Representative Office Dissolution Part 2: Tax Documentation
In part two of this three-part series, we outline practical recommendations on how ROs can enhance their current tax documentation as well as mitigate future potential tax risks when shutting down.
Traveling expenses for employees
Costs of business trips are almost unavoidable for ROs operating in Vietnam due to the need to send their employees for meeting with potential business partners, training with the parent company overseas or seeking potential locations for future investment.
It is common to see ROs incur significant business travel costs during their operational periods in Vietnam and then be penalized for additional taxes, which are imposed on such expenses after being audited by the tax authority.
Due to this, several investors believe that the tax authorities do not allow ROs to incur travel expenses. However, travel expenses should be exempted from PIT if the RO can validate that such expenses are necessary for its business development.
Similar to a company’s accounting documentation to support deductible expenses, an RO is required to maintain adequate bookkeeping records as well as supporting documents of business traveling expenses.
To justify the direct relationship between the travel expenses incurred and the RO’s operation activities, the following supporting documents should be sufficiently maintained:
- The policy for business travel must be specified in the RO’s internal financial regulations, collective labor agreement or employment contracts with their employees. Such a policy should cover the detailed limitation of costs, travel duration, and purposes as well as approval and payments approach (direct payments or reimbursement of actual expenses);
- If the RO provides fixed allowances and per diem for their employees’ business trip, such provisions must also be stipulated in the travel policy as well;
- Assignment letter with details of duration, locations, and purpose of the business trip;
- An e-ticket (online reservation) or tax invoices (booking through flight agencies) and boarding pass;
- Legitimate tax invoices or receipts of accommodations, cab fares and other miscellaneous expenses incurred during the trip; and
- Payment documents.
During a tax audit for RO dissolution, the tax officers tend to challenge business travel costs without adequate supporting documents or clear conditions on the RO’s business travel policy.

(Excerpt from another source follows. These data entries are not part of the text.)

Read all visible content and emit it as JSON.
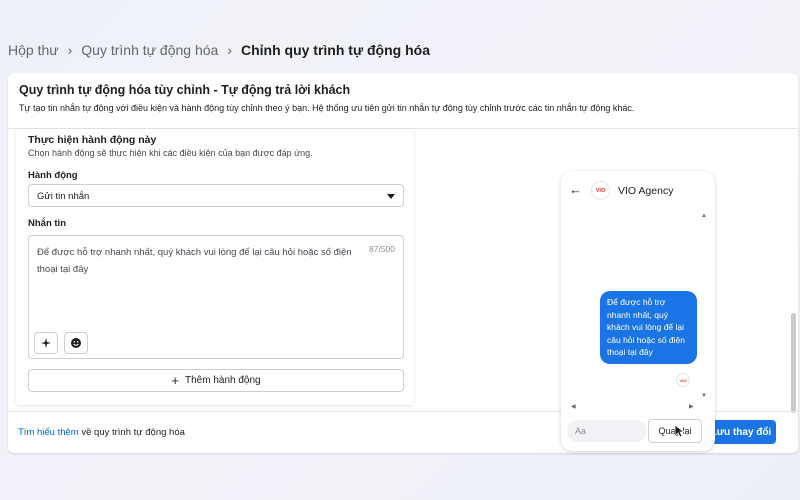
{
  "breadcrumb": {
    "items": [
      "Hộp thư",
      "Quy trình tự động hóa",
      "Chỉnh quy trình tự động hóa"
    ]
  },
  "card": {
    "title": "Quy trình tự động hóa tùy chỉnh - Tự động trả lời khách",
    "description": "Tự tạo tin nhắn tự động với điều kiện và hành động tùy chỉnh theo ý bạn. Hệ thống ưu tiên gửi tin nhắn tự động tùy chỉnh trước các tin nhắn tự động khác."
  },
  "action_section": {
    "title": "Thực hiện hành động này",
    "subtitle": "Chọn hành động sẽ thực hiện khi các điều kiện của bạn được đáp ứng.",
    "action_label": "Hành động",
    "action_value": "Gửi tin nhắn",
    "message_label": "Nhắn tin",
    "message_text": "Để được hỗ trợ nhanh nhất, quý khách vui lòng để lại câu hỏi hoặc số điện thoại tại đây",
    "char_count": "87/500",
    "add_action_label": "Thêm hành động"
  },
  "footer": {
    "learn_more_link": "Tìm hiểu thêm",
    "learn_more_rest": " về quy trình tự động hóa",
    "save_label": "Lưu thay đổi"
  },
  "preview": {
    "page_name": "VIO Agency",
    "avatar_text": "VIO",
    "bubble_text": "Để được hỗ trợ nhanh nhất, quý khách vui lòng để lại câu hỏi hoặc số điện thoại tại đây",
    "input_placeholder": "Aa",
    "back_button_label": "Quay lại"
  },
  "colors": {
    "accent": "#1b74e4",
    "link": "#0064d1",
    "brand_logo": "#e5322d"
  },
  "icons": {
    "breadcrumb_separator": "chevron-right-icon",
    "back": "arrow-left-icon",
    "personalize": "sparkle-icon",
    "emoji": "emoji-icon",
    "dropdown": "caret-down-icon",
    "cursor": "mouse-cursor-icon"
  }
}
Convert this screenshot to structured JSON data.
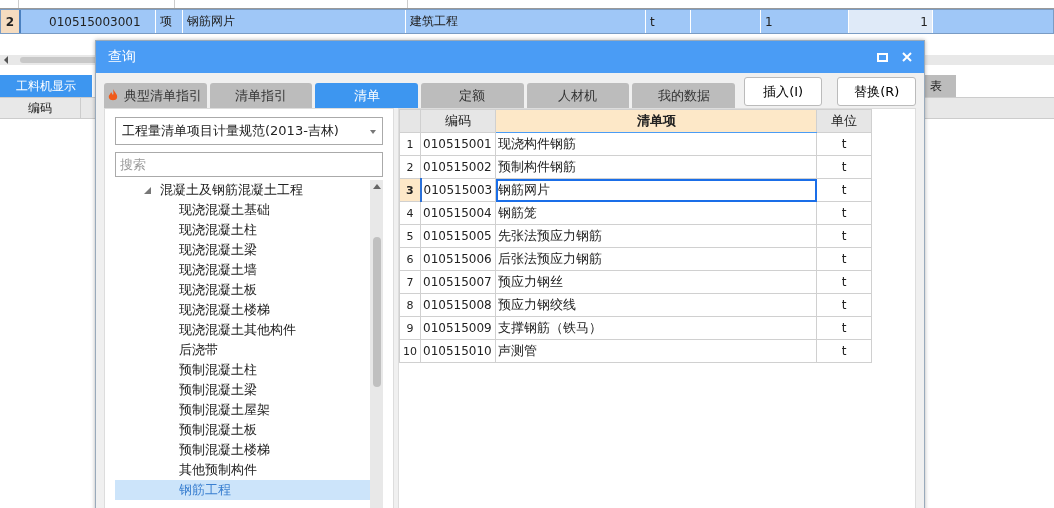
{
  "background": {
    "grid_row": {
      "number": "2",
      "selected": true,
      "cells": [
        "010515003001",
        "项",
        "钢筋网片",
        "建筑工程",
        "t",
        "",
        "1",
        "1"
      ]
    },
    "tabs": [
      {
        "label": "工料机显示",
        "selected": true
      },
      {
        "label": "表",
        "selected": false
      }
    ],
    "header": [
      "编码"
    ]
  },
  "dialog": {
    "title": "查询",
    "tabs": [
      {
        "label": "典型清单指引",
        "selected": false,
        "kind": "featured"
      },
      {
        "label": "清单指引",
        "selected": false,
        "kind": "plain"
      },
      {
        "label": "清单",
        "selected": true,
        "kind": "plain"
      },
      {
        "label": "定额",
        "selected": false,
        "kind": "plain"
      },
      {
        "label": "人材机",
        "selected": false,
        "kind": "plain"
      },
      {
        "label": "我的数据",
        "selected": false,
        "kind": "plain"
      }
    ],
    "buttons": [
      "插入(I)",
      "替换(R)"
    ],
    "library_dropdown": {
      "value": "工程量清单项目计量规范(2013-吉林)"
    },
    "search": {
      "placeholder": "搜索"
    },
    "tree": [
      {
        "label": "混凝土及钢筋混凝土工程",
        "expanded": true,
        "selected": false,
        "children": [
          {
            "label": "现浇混凝土基础",
            "selected": false
          },
          {
            "label": "现浇混凝土柱",
            "selected": false
          },
          {
            "label": "现浇混凝土梁",
            "selected": false
          },
          {
            "label": "现浇混凝土墙",
            "selected": false
          },
          {
            "label": "现浇混凝土板",
            "selected": false
          },
          {
            "label": "现浇混凝土楼梯",
            "selected": false
          },
          {
            "label": "现浇混凝土其他构件",
            "selected": false
          },
          {
            "label": "后浇带",
            "selected": false
          },
          {
            "label": "预制混凝土柱",
            "selected": false
          },
          {
            "label": "预制混凝土梁",
            "selected": false
          },
          {
            "label": "预制混凝土屋架",
            "selected": false
          },
          {
            "label": "预制混凝土板",
            "selected": false
          },
          {
            "label": "预制混凝土楼梯",
            "selected": false
          },
          {
            "label": "其他预制构件",
            "selected": false
          },
          {
            "label": "钢筋工程",
            "selected": true
          }
        ]
      }
    ],
    "table": {
      "columns": [
        "编码",
        "清单项",
        "单位"
      ],
      "rows": [
        {
          "number": "1",
          "code": "010515001",
          "name": "现浇构件钢筋",
          "unit": "t",
          "selected": false
        },
        {
          "number": "2",
          "code": "010515002",
          "name": "预制构件钢筋",
          "unit": "t",
          "selected": false
        },
        {
          "number": "3",
          "code": "010515003",
          "name": "钢筋网片",
          "unit": "t",
          "selected": true
        },
        {
          "number": "4",
          "code": "010515004",
          "name": "钢筋笼",
          "unit": "t",
          "selected": false
        },
        {
          "number": "5",
          "code": "010515005",
          "name": "先张法预应力钢筋",
          "unit": "t",
          "selected": false
        },
        {
          "number": "6",
          "code": "010515006",
          "name": "后张法预应力钢筋",
          "unit": "t",
          "selected": false
        },
        {
          "number": "7",
          "code": "010515007",
          "name": "预应力钢丝",
          "unit": "t",
          "selected": false
        },
        {
          "number": "8",
          "code": "010515008",
          "name": "预应力钢绞线",
          "unit": "t",
          "selected": false
        },
        {
          "number": "9",
          "code": "010515009",
          "name": "支撑钢筋（铁马）",
          "unit": "t",
          "selected": false
        },
        {
          "number": "10",
          "code": "010515010",
          "name": "声测管",
          "unit": "t",
          "selected": false
        }
      ]
    }
  }
}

In addition, it should also be noted that the business travel costs might be deemed as employees’ taxable benefits if the RO fails to establish a connection between such expenses and the need for the RO’s operations.
In this regard, it’s recommended that an itinerary specifying the employees’ work details during the trip should also be included as part of supporting documents for business travel expenses. A detailed itinerary is not regulatorily required, but it is helpful for providing an adequate explanation in future tax audits.
Annual vacations for employees’ family members
It is common for Vietnamese organizations, including ROs to provide their employees with annual vacations as part of their benefits packages.
Occasionally, as a reward for their employees after a successful and productive year, the ROs may invite family members of those employees to join the annual company trip and cover all costs. However, businesses must be aware of the added tax implications.
Annual vacations are typically not counted toward the employees’ assessable income for PIT declaration purposes, given that such benefit entitlements are specified in the RO’s internal policy or employment contracts. It is important that supporting documents are maintained and payments are made for the organization’s employees as a whole rather than to a specific individual.
If the benefit entitlements are inclusive of the employees’ family members then the case differs.
For tax authorities, family members are not directly related to the RO’s daily operations and as such, any payments to them are treated as additional taxable benefits-in-kind to the RO’s employees and must be taxed accordingly.
Therefore, the ROs are recommended to carry out appropriate tax withholdings and declaration when making benefit payments, which are inclusive of their employees’ family members, to avoid the imposition of additional tax and corresponding penalties during future tax audits.
Cash-in-lieu of benefits payments
There are several occasions where the employees, due to personal reasons, are unable or refuse to use the benefits that is offered by the RO as mutually agreed. The benefits might include but are not limited to annual vacations, educational courses, or life insurance. The RO, as a gesture of goodwill, makes cash-in-lieu of benefits payments for those employees should they choose to do so.
While such benefits for employees are tax-exempt in most circumstances, cash-in-lieu of benefits payments are not. Under PIT regulations, cash-in-lieu of benefits payments are considered as employees’ assessable income.
Therefore, the RO must make appropriate tax withholdings or have such payments counted toward the employees’ assessable income for PIT declaration purposes, depending on the mutually agreed PIT filing arrangements.
Traveling expenses for family members of expatriates
Most expatriate employees working for a RO in Vietnam are entitled to the benefits of complimentary visa fees and round-trip airfares. Given that certain conditions are met, the costs to return home of expatriate employees are tax-exempted and do not count toward their assessable income under PIT regulations.
In some instances, the family members of such employees are also covered for their traveling expenses under the internal policy of the RO or its parent company. As such, any benefit entitlements of employees, which are inclusive of their family members, should be treated as additional taxable benefits-in-kind to the RO’s employees and taxed.
Based on our experience, there have been cases where benefit payments have been accumulated up to a significant amount after a few years of operation without adequate tax withholdings and declaration. Consequently, these are all subject to the tax authority’s challenges resulting in additional tax and penalty amounts during a tax audit.